The Cabinet Committee on Economic Affairs (CCEA) is being headed by the Prime Minister, Mr. Manmohan Singh. The committee has also announced that with the ethanol blending mandatory, pricing of ethanol will be market based. The Petroleum Ministry will come out with a notification soon inviting tenders or price discovery and procurement of ethanol. Earlier, the oil companies used to procure ethanol at the provisional procurement price of Rs 27 per litre which was fixed by the Cabinet Committee on Economic Affairs (CCEA) in August 2010. This announcement has opened a new market for the sugar industries, whose main by-product is ethanol.
On the downside though, till now the biggest consumer of ethanol has been the chemical industries.
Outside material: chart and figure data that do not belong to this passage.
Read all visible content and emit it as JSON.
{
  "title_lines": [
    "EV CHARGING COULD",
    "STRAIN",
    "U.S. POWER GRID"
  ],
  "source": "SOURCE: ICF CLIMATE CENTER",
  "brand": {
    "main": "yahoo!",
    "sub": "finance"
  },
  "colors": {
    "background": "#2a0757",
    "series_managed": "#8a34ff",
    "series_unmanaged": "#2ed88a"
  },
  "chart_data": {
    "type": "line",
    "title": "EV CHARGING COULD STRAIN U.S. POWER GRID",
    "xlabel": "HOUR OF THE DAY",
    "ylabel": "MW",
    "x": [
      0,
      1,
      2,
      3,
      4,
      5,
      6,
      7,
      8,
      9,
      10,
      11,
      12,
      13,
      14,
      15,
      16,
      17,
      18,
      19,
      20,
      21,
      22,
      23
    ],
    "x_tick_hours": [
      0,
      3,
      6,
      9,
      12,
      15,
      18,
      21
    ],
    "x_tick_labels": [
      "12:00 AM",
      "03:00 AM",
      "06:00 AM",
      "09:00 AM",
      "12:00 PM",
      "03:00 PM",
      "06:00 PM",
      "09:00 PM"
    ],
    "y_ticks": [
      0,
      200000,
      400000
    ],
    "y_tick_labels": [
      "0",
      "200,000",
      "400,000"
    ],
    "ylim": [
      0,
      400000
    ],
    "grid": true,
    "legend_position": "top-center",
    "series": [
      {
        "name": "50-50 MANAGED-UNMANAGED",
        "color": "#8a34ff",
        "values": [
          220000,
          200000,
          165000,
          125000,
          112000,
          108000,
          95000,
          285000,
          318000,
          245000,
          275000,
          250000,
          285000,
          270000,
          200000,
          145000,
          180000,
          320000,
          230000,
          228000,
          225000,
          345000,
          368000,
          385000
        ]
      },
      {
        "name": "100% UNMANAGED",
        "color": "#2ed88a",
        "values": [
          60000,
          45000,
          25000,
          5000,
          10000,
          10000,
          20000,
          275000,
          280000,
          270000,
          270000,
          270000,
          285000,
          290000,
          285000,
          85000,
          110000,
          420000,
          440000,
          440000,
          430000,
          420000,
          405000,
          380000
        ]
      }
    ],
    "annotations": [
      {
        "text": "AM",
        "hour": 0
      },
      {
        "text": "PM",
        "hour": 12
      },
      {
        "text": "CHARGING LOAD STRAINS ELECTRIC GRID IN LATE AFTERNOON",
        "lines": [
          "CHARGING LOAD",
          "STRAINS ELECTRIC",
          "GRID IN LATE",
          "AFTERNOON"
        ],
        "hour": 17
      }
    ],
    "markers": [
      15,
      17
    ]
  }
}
The department of chemicals has been opposing the EBP (Ethanol Blending Programme) programme for a long time stating that that it would hurt the chemicals industry by diverting its share of ethanol to the oil companies. According to estimates, the EBP programme will require 105 crore litres of ethanol annually. The committee has also announced that although, India produces enough volumes of ethanol (220 crore litres in 2010-11), if need be, the oil companies can import ethanol for blending purposes.